Work Place Complaints

I learned early in my career that questioning management in the private sector can have negative consequences.  My first lesson came when I attended a national conference conducted by the organization I worked for and I stood up to ask a question at a plenary session.  My question was not hostile and was asked only after the speaker opened the floor for questions.  When I sat down, a more experienced employee sitting next to me asked if I was crazy.  He pointed out that you never raised real questions in this organization if you were interested in keeping your job.  Apparently, he was right because I felt the need to find a new job within a few weeks of the event.

I have always believed that any organization that discourages questions about perceived wrongdoing, inefficiencies, or any other related issue is dysfunctional and stagnant.  Employees have to believe that their legitimate complaints will be heard and treated appropriately or the organization will not be able to keep competent people.

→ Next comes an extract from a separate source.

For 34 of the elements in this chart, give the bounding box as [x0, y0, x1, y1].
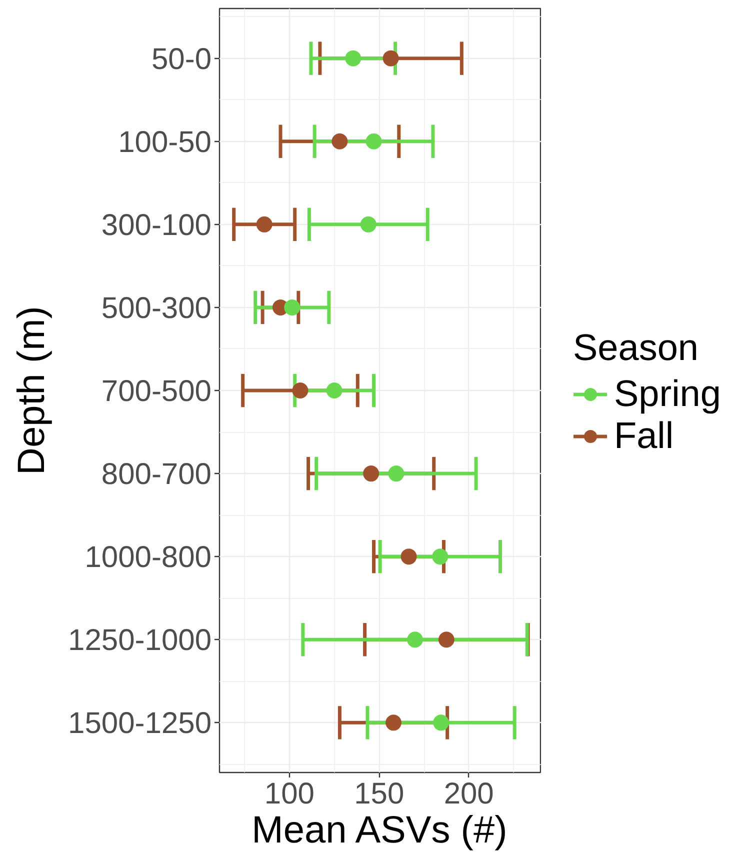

I have written many times that I believe the City of Albany is a great place to work, and I have never witnessed retaliation against any employee for expressing their honest opinion about the City or how it operates.  I can think of a number of occasions where employees have brought complaints to me or to directors that allowed us to improve the organization by making some changes.  I also know that even in the best workplaces, there is potential for a manager or supervisor to retaliate against a subordinate.

The best insurance against retaliation for a workplace complaint is to make sure that the appropriate people know about it.  If there is a serious complaint against a manager or some city practice, informing the supervisor, department director, human resources director, city manager, and union representative (for represented positions) makes retaliation very difficult.  Documenting the complaint and backing it up with something more than an opinion are also important steps.  The advent of e-mail makes it very easy to inform and document.

I find it extremely frustrating when I hear anonymous complaints that offer no evidence to support a serious allegation.  While I will look into any accusation of wrongdoing against any city employee, there is very little I or anyone else can or should do if there is no identifiable witness or credible evidence to support the claim.

The most important lesson I learned from my first experience with retaliation was that I would never accept it if I encountered it again.  As an employee, I would choose not to work for a place where it was accepted and as a manager, I would not tolerate it.  The one example I encountered in another city resulted in sustaining an employee’s grievance and the termination of a supervisor.  Employees should always feel free to report problems when they see them without fear of retribution.